Coolant fluid has a shelf life of around 2 years so a change of this should be planned for alongside the replacement or cleaning of any fuel filtration installations. One manufacturer recommends a 2000 hours service so build the cost of this into your narrow boat budget.

Maintain Your Batteries…

It is important to maintain a good state of charge in the narrow boat batteries. Some heaters have a low battery voltage shut-down mode. If the state of charge means a supply of less than 10.5 volts for 20 seconds or so then the heater will fail to start.

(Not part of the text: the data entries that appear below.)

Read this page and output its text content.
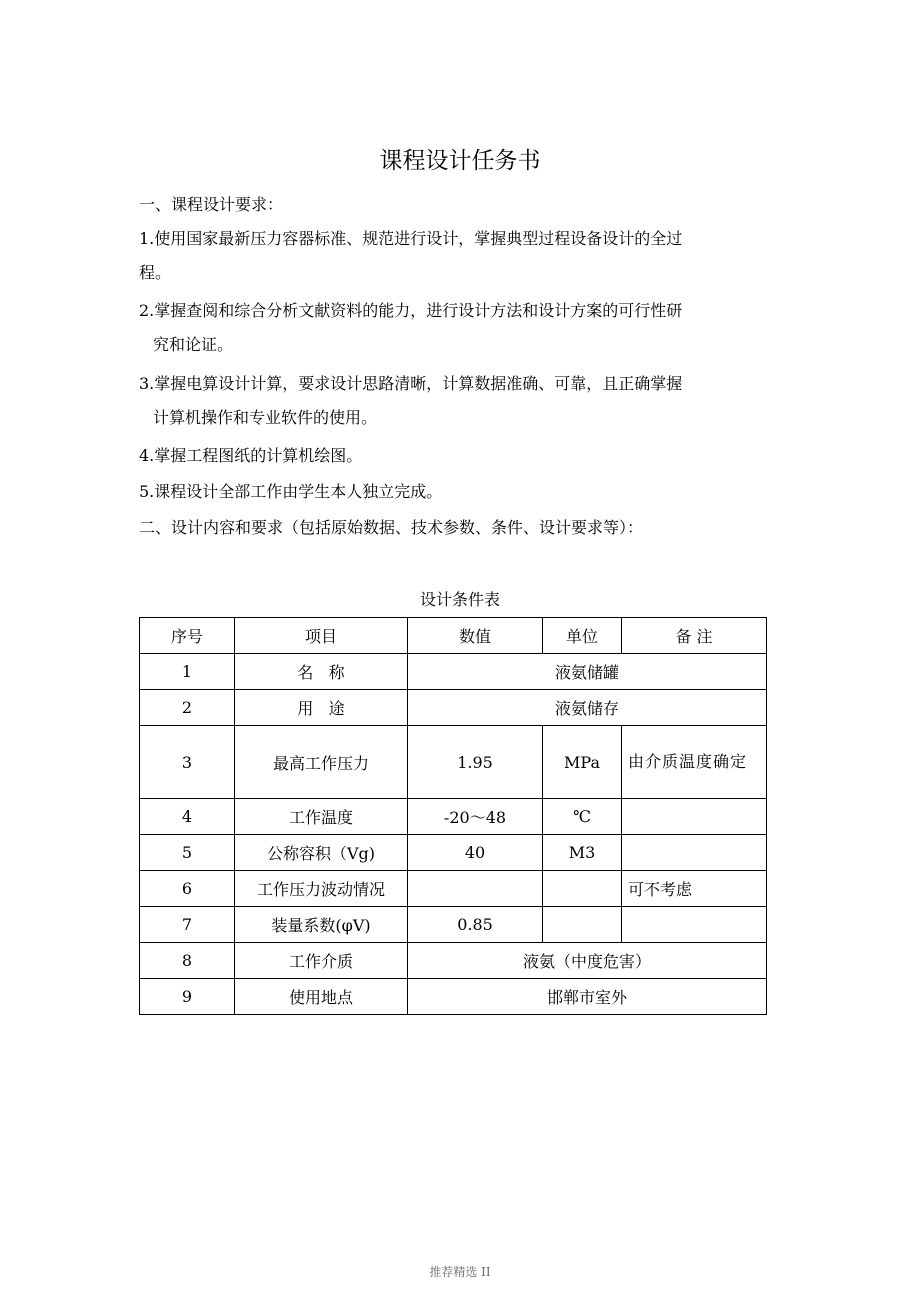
课程设计任务书

一、课程设计要求：

1.使用国家最新压力容器标准、规范进行设计，掌握典型过程设备设计的全过
程。

2.掌握查阅和综合分析文献资料的能力，进行设计方法和设计方案的可行性研
究和论证。

3.掌握电算设计计算，要求设计思路清晰，计算数据准确、可靠，且正确掌握
计算机操作和专业软件的使用。

4.掌握工程图纸的计算机绘图。

5.课程设计全部工作由学生本人独立完成。

二、设计内容和要求（包括原始数据、技术参数、条件、设计要求等）：

设计条件表
序号	项目	数值	单位	备 注
1	名   称	液氨储罐		
2	用   途	液氨储存		
3	最高工作压力	1.95	MPa	由介质温度确定
4	工作温度	-20～48	℃	
5	公称容积（Vg)	40	M3	
6	工作压力波动情况			可不考虑
7	装量系数(φV)	0.85		
8	工作介质	液氨（中度危害）		
9	使用地点	邯郸市室外		
推荐精选 II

This is put into perspective when you remember there is a glow plug in the heater which will draw around 8 amps during the starting phase. In fact, some of the older heaters will draw far more and this leads us on to another maintenance/service consideration, and that is cable maintenance.

Cable Connections…

You will have already ensured that the cable size is correct for the current draw and length from the battery to the appliance. Check all terminal connections for security and if they are badly corroded, clean or replace. Check along the length of the cable for chaffing or wear to the insulation and rectify if any damage is seen.

Wet Joints…

Where you have a calorifier and/or radiators fitted as part of the heating system, it’s good practise to go round them every so often checking for leaks at pipe joins. As we mentioned earlier, pipework expands and contracts during the heating & cooling process so joints and junctions, including hose clips, can become loose in time. Most pipework is neatly hidden beneath plinths at floor level but trust us, it’s well worth an hour or two with a screwdriver removing them every now and then for peace of mind.

Fail to Plan and Plan to Fail…

Why not consider doing the majority of checks and any maintenance during the summer months as it’s an unwritten law that the heating will fail when you need it most!